Uno de sus autores es hijo de uno de mis primeros profesores y, desde luego, el primero que confió en mí, llevándome, arriesgado el hombre, a su bufete. Lo que quiere decir que el muchacho es tan avispado como prometía y que este articulista envejece inexorablemente, cosa que molestar, molesta.

Yendo a lo que importa, el problema del medio rural, insisten los autores, no son los problemas de los agricultores y ganaderos por mucho que políticos, ministros en funciones y programas electorales recurran siempre a la cosa agraria. El desarrollo rural depende en gran medida de que las economías locales se orienten hacia otros sectores.

A juzgar por lo que nos cuentan los mítines parlamentarios, los medios y las pancartas, en Europa sí que saben. Pues en realidad, tampoco: ningún país europeo ha puesto en práctica políticas rurales capaces de frenar sustancialmente el problema de la despoblación ni el envejecimiento.

La ensimismada Europa tenía delante de sí tres retos: la digitalización, y todas las grandes empresas son americanas o chinas; el cambio climático, y vamos como vamos, y la población: con escasas excepciones, aún andamos con la tontería de la identidad europea. Por todas partes,  España no es distinta, las tendencias demográficas no son fruto de conspiraciones sino un fenómeno social y político.

El problema, como decía el INE la semana pasada, es que envejecemos: nace menos gente de la que muere, hay menos mujeres en edad fértil y tienen menos hijos que nunca. Cosa que, por cierto, esta pasando en toda Europa, incluidos los famosos nórdicos que ayudaban mucho a los hijos e hijas nacidos.

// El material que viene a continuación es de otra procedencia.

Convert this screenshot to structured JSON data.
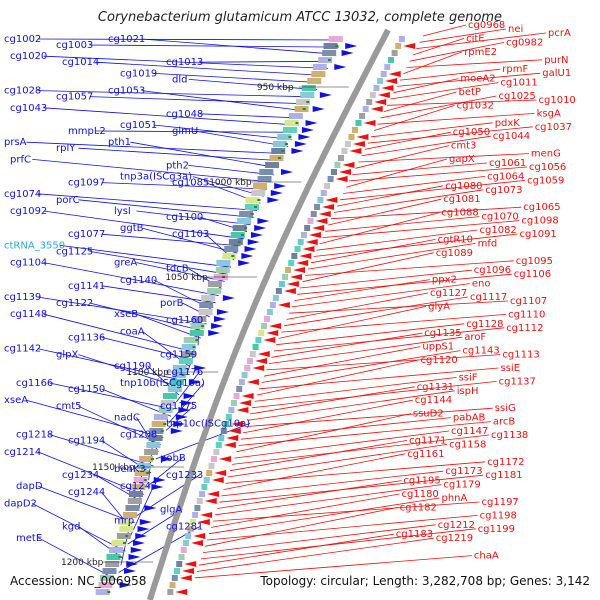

La cuestión es que la inestabilidad, la temporalidad, la creciente insuficiencia e inseguridad de los perfiles laborales adquiridos, las dificultades de las mujeres para la conciliación tienen que ver con el fondo del asunto. Como consecuencia, cambiar esta experiencia, ni es rápido, ni tiene que ver con la agricultura o ganadería, por mucho que nos empeñemos.

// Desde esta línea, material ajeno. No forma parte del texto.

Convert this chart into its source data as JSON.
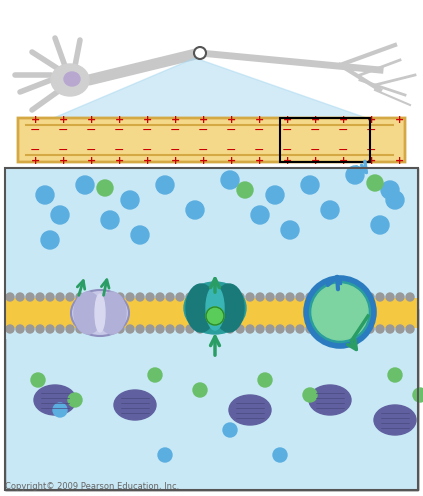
{
  "figsize": [
    4.23,
    4.96
  ],
  "dpi": 100,
  "bg_color": "#ffffff",
  "neuron_color": "#cccccc",
  "axon_fill": "#f5d98a",
  "axon_border": "#d4a843",
  "plus_color": "#cc0000",
  "minus_color": "#cc0000",
  "extracellular_bg": "#c8e8f5",
  "intracellular_bg": "#f5deb3",
  "membrane_yellow": "#f5c842",
  "membrane_gray": "#888888",
  "na_ion_color": "#5baee0",
  "k_ion_color": "#6abf6a",
  "protein_color": "#8888cc",
  "channel1_color": "#b0b8e8",
  "channel2_color": "#2a9d9d",
  "pump_circle_color": "#7dd4a0",
  "pump_ring_color": "#2a9d9d",
  "arrow_green": "#2a9d64",
  "arrow_blue": "#2a7bbf",
  "copyright_text": "Copyright© 2009 Pearson Education, Inc.",
  "copyright_fontsize": 6
}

Son acciones de mercado laboral, empresarial o residencial lo que necesitamos. La inversión puede ser de las que salen en las teles, la de jóvenes emprendedores o emprendedoras o aparentemente chungas, de esas multinacionales, malvado capitalismo de rapiña, que se instalan en medio de la nada estorbando, ladrones, las casas rurales en las que vivimos dos días al año.

Vista la experiencia, nos confirman los citados investigadores, el problema es la falta de calidad en el diseño e implantación de las políticas aplicadas, fondos europeos incluidos que, precisamente, solo se han orientado a los grandes agentes agrarios que acumulan subvenciones, sin que estas se diseminen hacia los servicios o las iniciativas de exportación.

En fin, como en toda Europa, España tiene un problema de envejecimiento y de falta de población. El estado de bienestar, es decir, nuestro bienestar a largo plazo, necesita gente. 

Necesitamos más gente, incluidos los de fuera. Sí; esos y esas nos hacen crecer. Las comunidades cuya población mejora, especialmente Madrid, aunque moleste al matrimonio guardián de las esencias, lo hacen ayudadas por las migraciones y por las mujeres migrantes: aportan el 21,5% de los nacimientos, un 1,4% más que hace un año.